Anyone being sued has a right to see the evidence the other party is relying on. This allows a defendant to challenge the evidence, and is part of a fair trial. Philip Morris asked for the databases. However, the Act said that if BC sued on behalf of a population (“on an aggregate basis”), it could not share information about individuals insured by its health plan. As a compromise, BC said that the tobacco companies could look at individual-level information at a Statistics Canada Research Data Centre, under strict controls. While other tobacco companies agreed, Philip Morris did not think this was enough to make the trial fair. It asked the court to order BC to give it the databases directly, with names and other identifying information removed. It also asked for individuals to be linked across databases, to make it easier to analyze the data.
The trial judge ordered BC to share the databases, after removing identifying information. He said that the databases were not the kind of health care records the Act was meant to cover. The Court of Appeal agreed. It said that BC should not be able to rely on evidence while denying Philip Morris access to it. It also said there was no real threat to personal privacy.

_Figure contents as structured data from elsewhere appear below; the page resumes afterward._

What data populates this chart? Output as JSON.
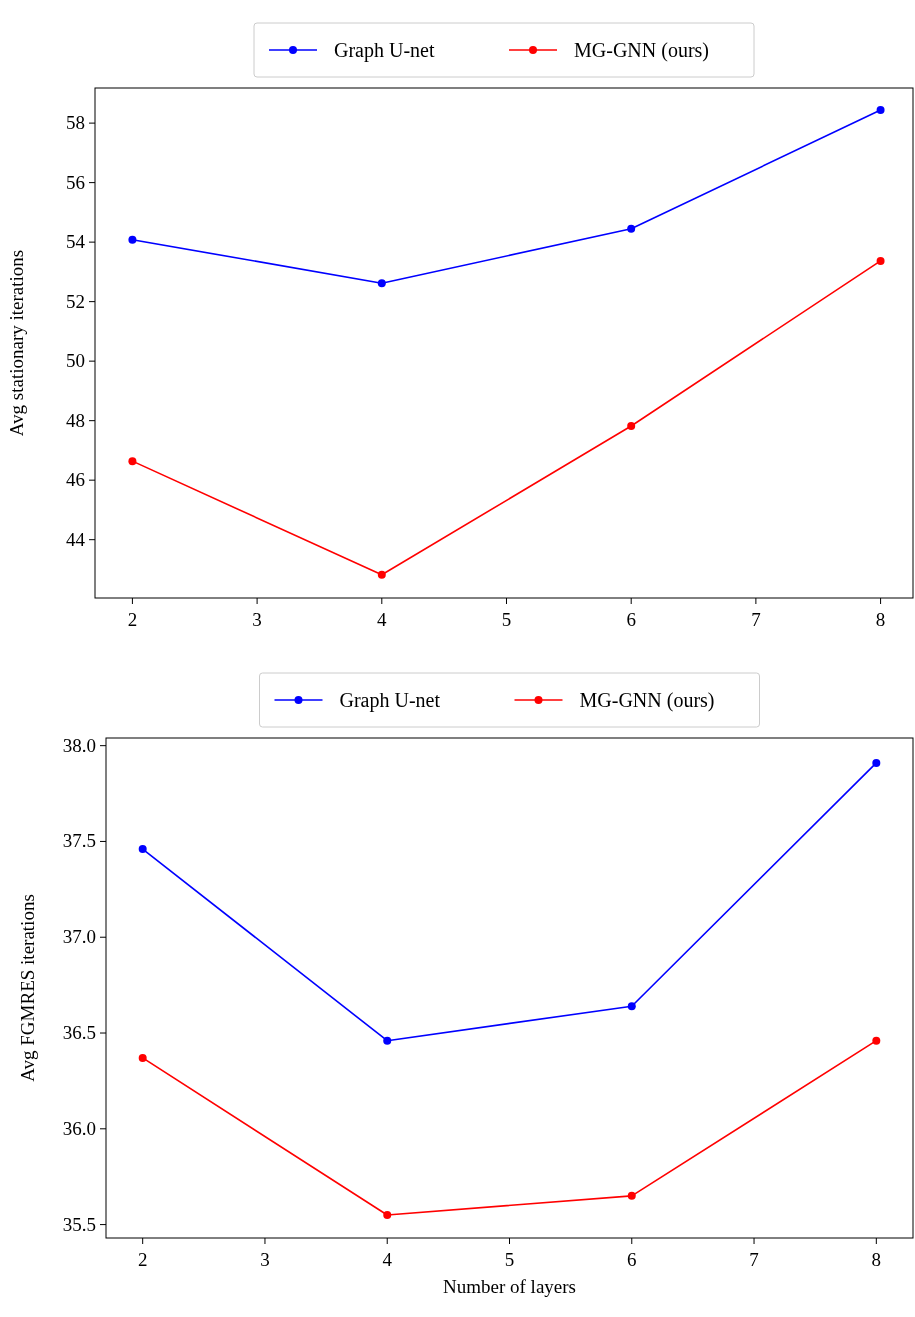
{
  "chart_data": [
    {
      "type": "line",
      "x": [
        2,
        4,
        6,
        8
      ],
      "ylabel": "Avg stationary iterations",
      "xlim": [
        1.7,
        8.26
      ],
      "ylim": [
        42.04,
        59.18
      ],
      "xticks": [
        2,
        3,
        4,
        5,
        6,
        7,
        8
      ],
      "yticks": [
        44,
        46,
        48,
        50,
        52,
        54,
        56,
        58
      ],
      "legend": "top",
      "marker": "circle",
      "grid": false,
      "series": [
        {
          "name": "Graph U-net",
          "color": "#0000ff",
          "values": [
            54.08,
            52.62,
            54.45,
            58.44
          ]
        },
        {
          "name": "MG-GNN (ours)",
          "color": "#ff0000",
          "values": [
            46.64,
            42.82,
            47.82,
            53.37
          ]
        }
      ]
    },
    {
      "type": "line",
      "x": [
        2,
        4,
        6,
        8
      ],
      "xlabel": "Number of layers",
      "ylabel": "Avg FGMRES iterations",
      "xlim": [
        1.7,
        8.3
      ],
      "ylim": [
        35.43,
        38.04
      ],
      "xticks": [
        2,
        3,
        4,
        5,
        6,
        7,
        8
      ],
      "yticks": [
        {
          "value": 35.5,
          "label": "35.5"
        },
        {
          "value": 36,
          "label": "36.0"
        },
        {
          "value": 36.5,
          "label": "36.5"
        },
        {
          "value": 37,
          "label": "37.0"
        },
        {
          "value": 37.5,
          "label": "37.5"
        },
        {
          "value": 38,
          "label": "38.0"
        }
      ],
      "legend": "top",
      "marker": "circle",
      "grid": false,
      "series": [
        {
          "name": "Graph U-net",
          "color": "#0000ff",
          "values": [
            37.46,
            36.46,
            36.64,
            37.91
          ]
        },
        {
          "name": "MG-GNN (ours)",
          "color": "#ff0000",
          "values": [
            36.37,
            35.55,
            35.65,
            36.46
          ]
        }
      ]
    }
  ]
}
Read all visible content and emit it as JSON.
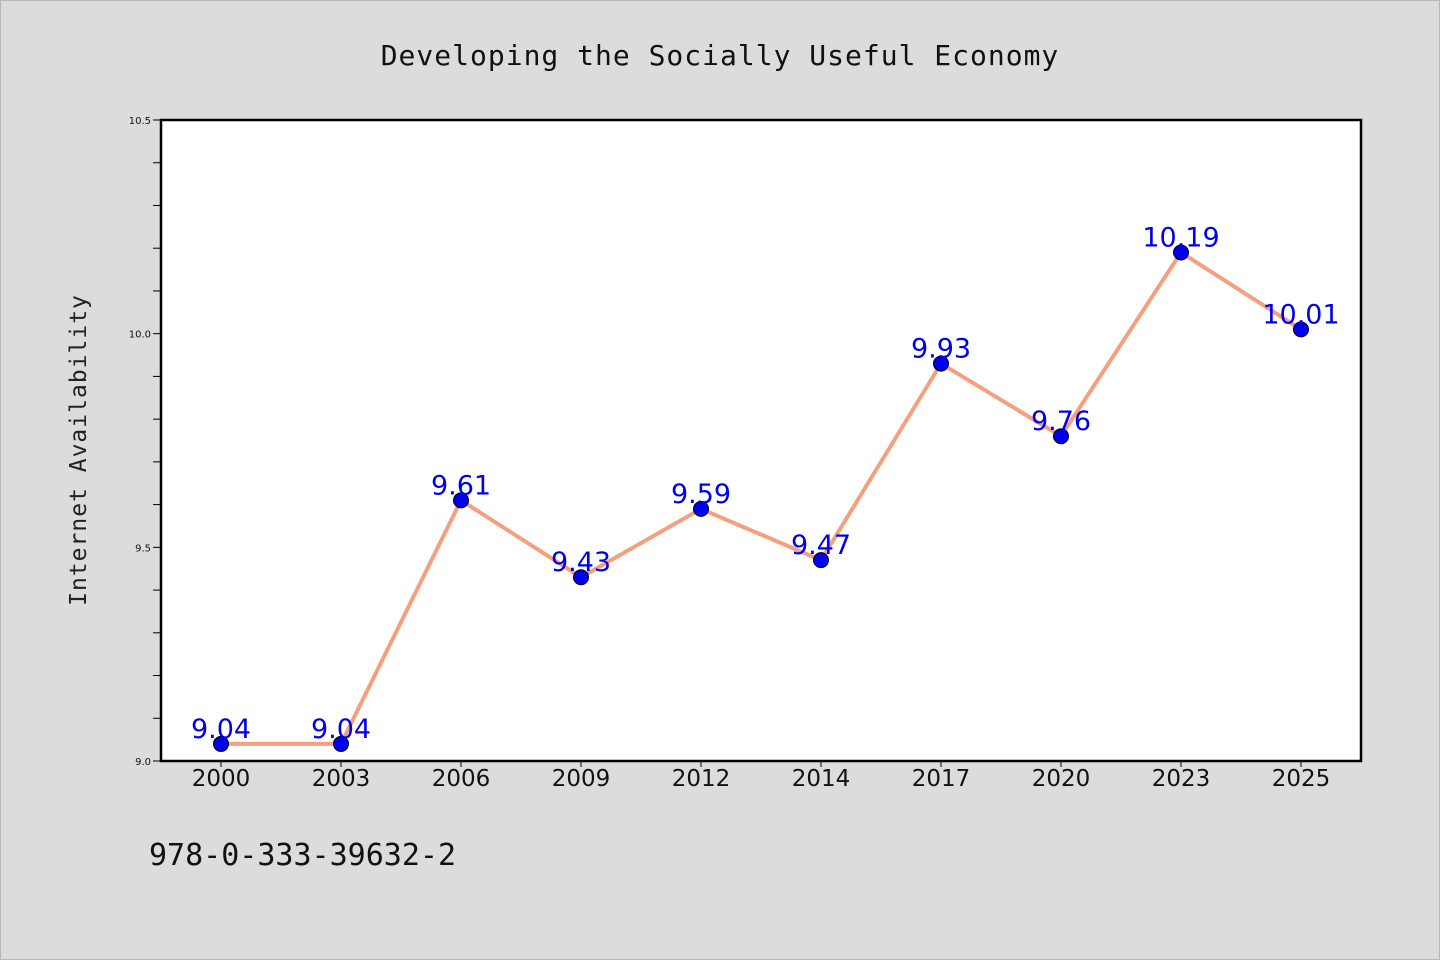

Justice Russell Brown, writing for a unanimous Supreme Court, disagreed with the lower courts and ruled for BC. He said the databases did contain information about individuals, so could not be shared. Compiling individual health-care information into databases did not change the kind of information it was. Besides, the Act said even documents relating to individual health care benefits could not be shared. The lower courts did not consider this. Justice Brown said the lower courts were wrong to focus on how relevant the databases were to the lawsuit, rather than on the kind of information the Act said could not be shared. He also pointed out that information about “particular” insured persons did not mean information about “identifiable” insured persons under the Act. That meant that removing identifying information would not solve the problem. Justice Brown said that it was too early in the process to talk about trial fairness, because the Act protected it in other ways. Also, the Supreme Court had already found the Act constitutional, meaning it considered it would not lead to unfair trials. He noted that BC would have to share the databases with Philip Morris if an expert witness relied on them in court. Philip Morris could also ask for a “statistically meaningful sample,” with identifying information removed, under a different part of the Act.
In a similar case in 2016, the New Brunswick Court of Appeal said that New Brunswick did not have to share similar databases with tobacco companies. (The Act passed by New Brunswick is mostly the same as BC’s.) This decision ensures a similar provision is applied the same way in both provinces.